“If they do not comply with the US, they are in trouble with the US, but if they do not comply with China, they may also face fines in China,” he said.
Of course, it can be difficult to collect fines from companies that are not willing to pay and to monitor whether businesses comply with the rules, Mr. Chorzempa added. “It is already proving difficult to monitor controlled items, and if you expand that list, it will be a real challenge to verify what is happening in Russia,” he said.
Russia’s attack on Ukraine and the global economy
Growing anxiety. Russia’s attack on Ukraine could lead to sharp rise in energy and food prices and scare investors. The economic damage caused by supply disruptions and economic sanctions will be severe in some countries and industries and unnoticed in others.

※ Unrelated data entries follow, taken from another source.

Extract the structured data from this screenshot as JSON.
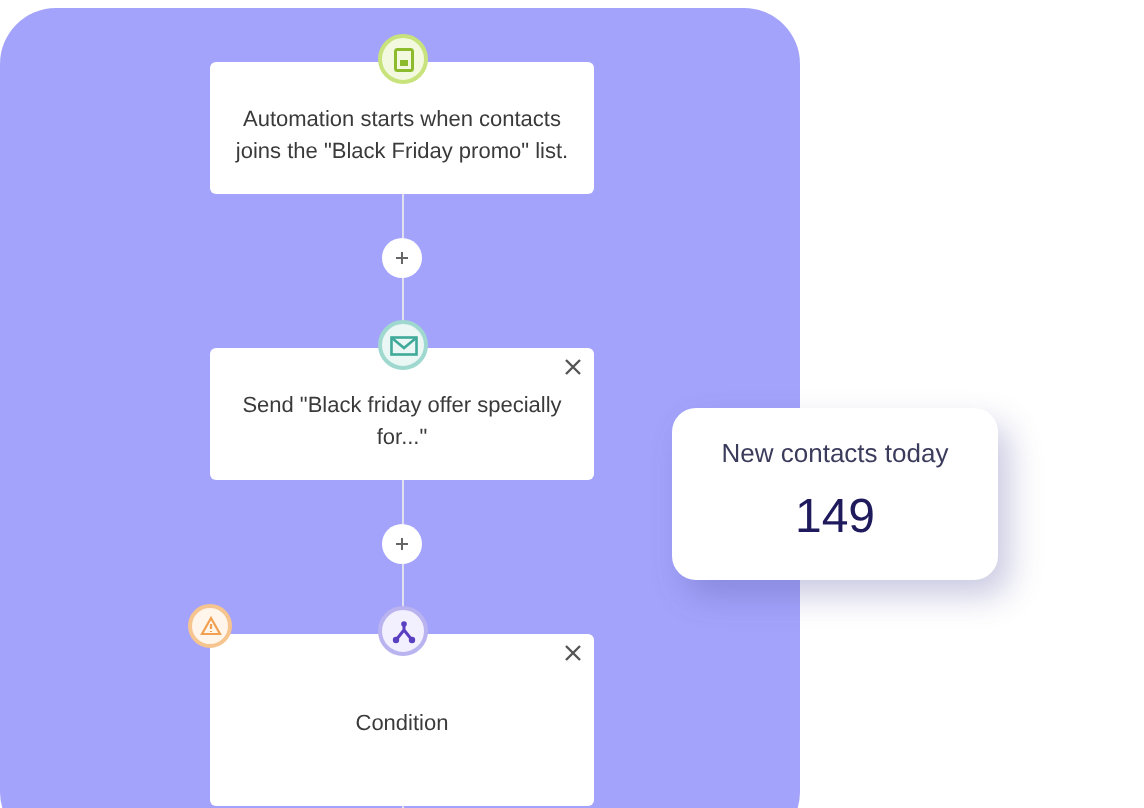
{
  "steps": [
    {
      "kind": "trigger",
      "text": "Automation starts when contacts joins the \"Black Friday promo\" list.",
      "closable": false,
      "warning": false
    },
    {
      "kind": "email",
      "text": "Send \"Black friday offer specially for...\"",
      "closable": true,
      "warning": false
    },
    {
      "kind": "condition",
      "text": "Condition",
      "closable": true,
      "warning": true
    }
  ],
  "stat_card": {
    "label": "New contacts today",
    "value": "149"
  }
}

The Biden administration’s export controls apply to goods manufactured in any country as long as they use US technology – including chip manufacturers such as Taiwan Semiconductor Manufacturing Company and Shanghai-based Semiconductor Manufacturing Industry Corporation.
Gabriel Wildau, managing director of consulting firm Teno, said the two companies continue to rely on the United States for specific components and manufacturing technology. If they continue to supply Russia, SMIC and other Chinese companies could be cut off from US technology, the same kind of penalty that crippled Huawei.
“If Beijing is seen as a supporter of Moscow, the pressure on the US Congress to extend these sanctions will increase,” he said. Wildow wrote to customers in a note. Beijing will also face the risk that other major technology exporters, such as Japan, South Korea and the Netherlands, will “adopt Washington’s tough line,” he said.
China’s state-owned banks could also face risks if they continue to lend to Russia. China and Russia are settling their trade using the renminbi and the ruble. Beijing is also trying to develop a digital use of its currency as an alternative to the dollar, which could help limit the impact of monetary sanctions on Russia.
But Chinese banks still rely heavily on the US dollar. While large Chinese banks appear to be already withdrawing their loans to Russia, Mr. Weldau said Beijing could choose to support Russia by using smaller state-owned banks that do not do much international business that requires the use of dollars.